El Desafío Tecnológico y la Dependencia Asiática en el Horizonte Automotriz Europeo
El 25 de junio de 2025, el influyente economista Santiago Niño Becerra ofreció una entrevista al diario El Debate donde desgranó su visión sobre el futuro del sector automotriz, con un énfasis particular en el vehículo eléctrico. Becerra subrayó la insostenibilidad del tráfico actual y luego se adentró en el corazón del debate sobre la movilidad eléctrica. Contrastando con las discusiones habituales sobre precios, autonomía y recarga, el economista catalán afirmó categóricamente: \"El gran problema que tiene el coche eléctrico es que o se lo compramos a los chinos o lo fabricamos aquí, pero aquí no tenemos tecnología\". Añadió que incluso el presidente de Ford en Estados Unidos ha reconocido la significativa ventaja tecnológica de China en este ámbito, estimando una delantera de dos años.
Esta perspectiva resuena con la realidad europea, inmersa en la ambiciosa estrategia del Pacto Verde Europeo y el paquete Objetivo 55, que busca una drástica reducción de emisiones de CO2 para 2030 y la neutralidad climática para 2050. Sin embargo, Europa carece de la tecnología y, crucialmente, de las materias primas necesarias para la fabricación a gran escala de vehículos eléctricos. China, por su parte, ostenta un control abrumador, poseyendo el 70% de los derechos de explotación y el 90% del procesamiento de estos minerales esenciales. La Unión Europea, a pesar de sus objetivos ecológicos, se encuentra en una posición paradójica al no disponer de los medios para alcanzarlos de manera independiente, llegando incluso a imponer aranceles a los vehículos eléctricos chinos bajo el pretexto de proteger su industria.

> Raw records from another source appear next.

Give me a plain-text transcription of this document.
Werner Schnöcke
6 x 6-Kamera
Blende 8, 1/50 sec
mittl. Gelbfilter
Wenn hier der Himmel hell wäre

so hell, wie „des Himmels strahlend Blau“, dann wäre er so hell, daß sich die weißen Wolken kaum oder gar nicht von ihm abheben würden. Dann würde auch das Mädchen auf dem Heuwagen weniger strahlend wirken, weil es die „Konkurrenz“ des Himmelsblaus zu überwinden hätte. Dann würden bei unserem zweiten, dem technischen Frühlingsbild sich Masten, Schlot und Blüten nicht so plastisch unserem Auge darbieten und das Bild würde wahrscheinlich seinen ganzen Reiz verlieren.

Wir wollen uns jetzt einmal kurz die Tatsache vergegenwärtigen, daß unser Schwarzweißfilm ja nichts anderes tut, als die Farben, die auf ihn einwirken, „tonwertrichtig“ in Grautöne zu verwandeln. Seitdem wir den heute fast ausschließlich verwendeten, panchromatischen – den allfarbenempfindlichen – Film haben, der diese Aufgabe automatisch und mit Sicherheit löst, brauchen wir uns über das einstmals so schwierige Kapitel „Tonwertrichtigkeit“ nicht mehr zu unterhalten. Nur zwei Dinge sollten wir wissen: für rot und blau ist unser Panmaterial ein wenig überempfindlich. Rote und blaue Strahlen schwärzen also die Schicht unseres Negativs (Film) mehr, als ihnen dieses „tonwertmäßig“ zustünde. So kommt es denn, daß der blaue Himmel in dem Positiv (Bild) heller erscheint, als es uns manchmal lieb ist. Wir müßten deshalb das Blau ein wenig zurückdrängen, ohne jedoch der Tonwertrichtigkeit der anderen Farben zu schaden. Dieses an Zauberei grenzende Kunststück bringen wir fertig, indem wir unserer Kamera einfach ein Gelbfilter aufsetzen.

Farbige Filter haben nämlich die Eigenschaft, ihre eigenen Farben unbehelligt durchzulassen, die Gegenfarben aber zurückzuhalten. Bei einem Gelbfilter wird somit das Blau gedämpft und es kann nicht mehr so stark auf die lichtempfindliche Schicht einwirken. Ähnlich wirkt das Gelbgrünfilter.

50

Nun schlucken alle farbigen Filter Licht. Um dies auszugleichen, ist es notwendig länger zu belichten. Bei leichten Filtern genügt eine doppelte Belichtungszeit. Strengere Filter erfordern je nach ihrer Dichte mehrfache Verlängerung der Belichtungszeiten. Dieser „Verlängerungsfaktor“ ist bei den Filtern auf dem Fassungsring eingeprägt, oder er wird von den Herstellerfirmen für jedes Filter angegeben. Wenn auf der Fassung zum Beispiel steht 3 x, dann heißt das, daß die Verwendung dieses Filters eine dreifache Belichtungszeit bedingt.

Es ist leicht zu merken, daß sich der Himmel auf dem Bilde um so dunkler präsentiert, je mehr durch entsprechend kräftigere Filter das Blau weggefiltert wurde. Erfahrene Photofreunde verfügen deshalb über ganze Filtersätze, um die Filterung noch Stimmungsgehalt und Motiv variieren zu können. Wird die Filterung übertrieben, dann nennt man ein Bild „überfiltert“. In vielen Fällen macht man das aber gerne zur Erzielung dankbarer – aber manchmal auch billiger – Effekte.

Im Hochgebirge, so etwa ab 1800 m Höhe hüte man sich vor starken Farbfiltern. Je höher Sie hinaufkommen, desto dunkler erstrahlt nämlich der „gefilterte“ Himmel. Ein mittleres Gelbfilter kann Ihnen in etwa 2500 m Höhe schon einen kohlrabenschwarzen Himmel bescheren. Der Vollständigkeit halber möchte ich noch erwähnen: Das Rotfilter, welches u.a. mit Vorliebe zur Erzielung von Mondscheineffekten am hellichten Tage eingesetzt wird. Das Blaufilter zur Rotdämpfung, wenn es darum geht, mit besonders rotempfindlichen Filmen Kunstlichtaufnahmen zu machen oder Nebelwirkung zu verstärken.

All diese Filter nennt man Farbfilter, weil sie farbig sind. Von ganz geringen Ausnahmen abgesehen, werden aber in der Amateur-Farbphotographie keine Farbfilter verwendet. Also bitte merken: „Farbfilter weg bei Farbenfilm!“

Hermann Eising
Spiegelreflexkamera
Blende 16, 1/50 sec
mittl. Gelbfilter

Niño Becerra también abordó la creciente elitización del mercado automotriz. Post-COVID, la industria ha optado por vender menos coches, pero a precios más elevados, una estrategia que, si bien beneficia sus márgenes, reduce drásticamente la capacidad de adquisición para la clase media y baja. El economista prevé una mutación del mercado donde los vehículos de alta gama mantendrán su demanda, mientras que los modelos utilitarios de menor coste se verán mermados. Esta tendencia, ya señalada por figuras como Luca de Meo, CEO del Grupo Renault, anticipa un futuro donde el transporte colectivo ganará relevancia, y el acceso al vehículo privado se convertirá en un lujo para muchos.
En definitiva, la encrucijada europea es clara: o se acepta la dependencia de la tecnología y las materias primas chinas, o se invierte masivamente en el desarrollo de capacidades propias, un desafío monumental dada la situación actual. La visión de Niño Becerra subraya la necesidad de una reflexión estratégica profunda sobre cómo Europa puede asegurar su lugar en el futuro de la movilidad eléctrica sin comprometer su soberanía industrial y económica.

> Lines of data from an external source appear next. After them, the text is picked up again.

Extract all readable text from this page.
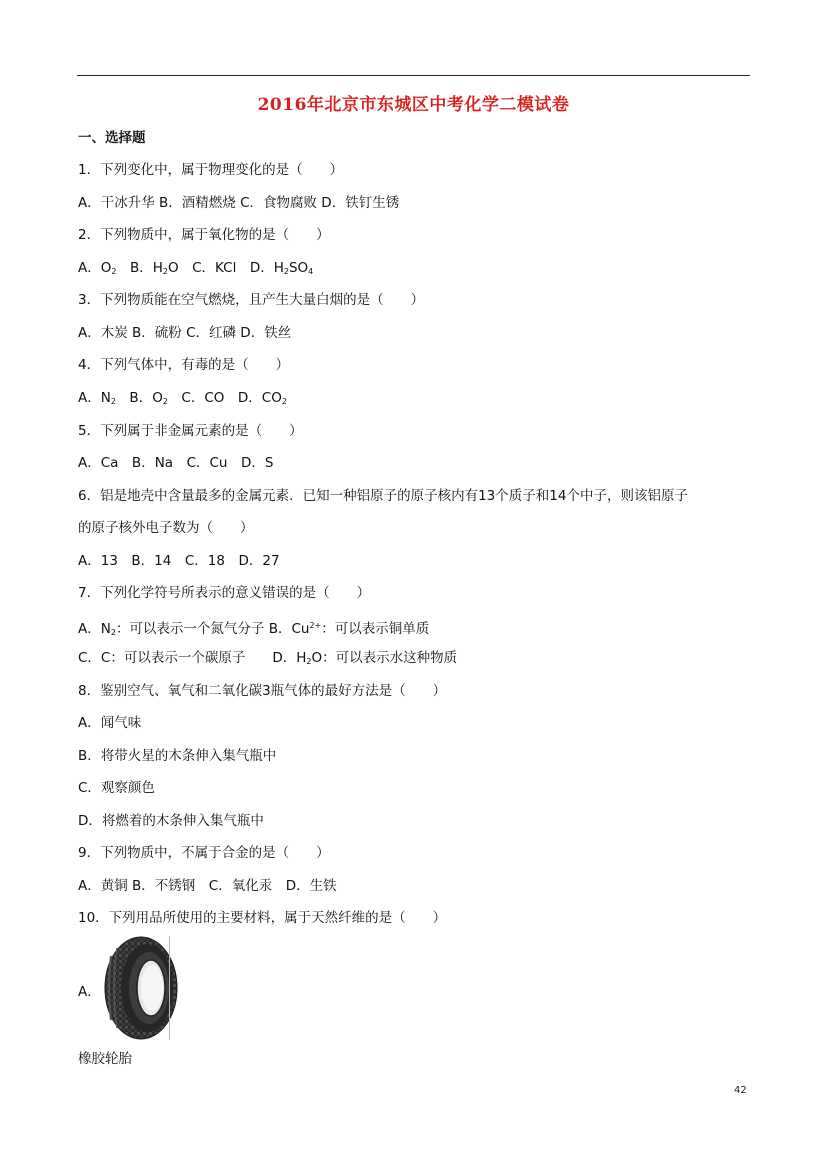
2016年北京市东城区中考化学二模试卷
一、选择题
1．下列变化中，属于物理变化的是（　　）
A．干冰升华 B．酒精燃烧 C．食物腐败 D．铁钉生锈
2．下列物质中，属于氧化物的是（　　）
A．$O_2$　B．$H_2O$　C．KCl　D．$H_2SO_4$
3．下列物质能在空气燃烧，且产生大量白烟的是（　　）
A．木炭 B．硫粉 C．红磷 D．铁丝
4．下列气体中，有毒的是（　　）
A．$N_2$　B．$O_2$　C．CO　D．$CO_2$
5．下列属于非金属元素的是（　　）
A．Ca　B．Na　C．Cu　D．S
6．铝是地壳中含量最多的金属元素．已知一种铝原子的原子核内有13个质子和14个中子，则该铝原子
的原子核外电子数为（　　）
A．13　B．14　C．18　D．27
7．下列化学符号所表示的意义错误的是（　　）
A．$N_2$：可以表示一个氮气分子 B．$Cu^{2+}$：可以表示铜单质
C．C：可以表示一个碳原子　　D．$H_2O$：可以表示水这种物质
8．鉴别空气、氧气和二氧化碳3瓶气体的最好方法是（　　）
A．闻气味
B．将带火星的木条伸入集气瓶中
C．观察颜色
D．将燃着的木条伸入集气瓶中
9．下列物质中，不属于合金的是（　　）
A．黄铜 B．不锈钢　C．氧化汞　D．生铁
10．下列用品所使用的主要材料，属于天然纤维的是（　　）
A．
橡胶轮胎
42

Las palabras de Santiago Niño Becerra nos invitan a una profunda reflexión sobre el verdadero coste y las implicaciones de la transición hacia la electrificación automotriz. Más allá de la promesa de un futuro más verde, se vislumbra una compleja red de dependencias tecnológicas y económicas que podrían reconfigurar el panorama geopolítico global. Como observadores y ciudadanos, es fundamental cuestionar si las políticas actuales abordan de manera integral estos desafíos o si, por el contrario, nos dirigen hacia una nueva forma de subordinación industrial. La viabilidad de una movilidad sostenible y accesible para todos, en un contexto de escasez de recursos y dominio tecnológico foráneo, se presenta como uno de los dilemas más apremiantes de nuestra era.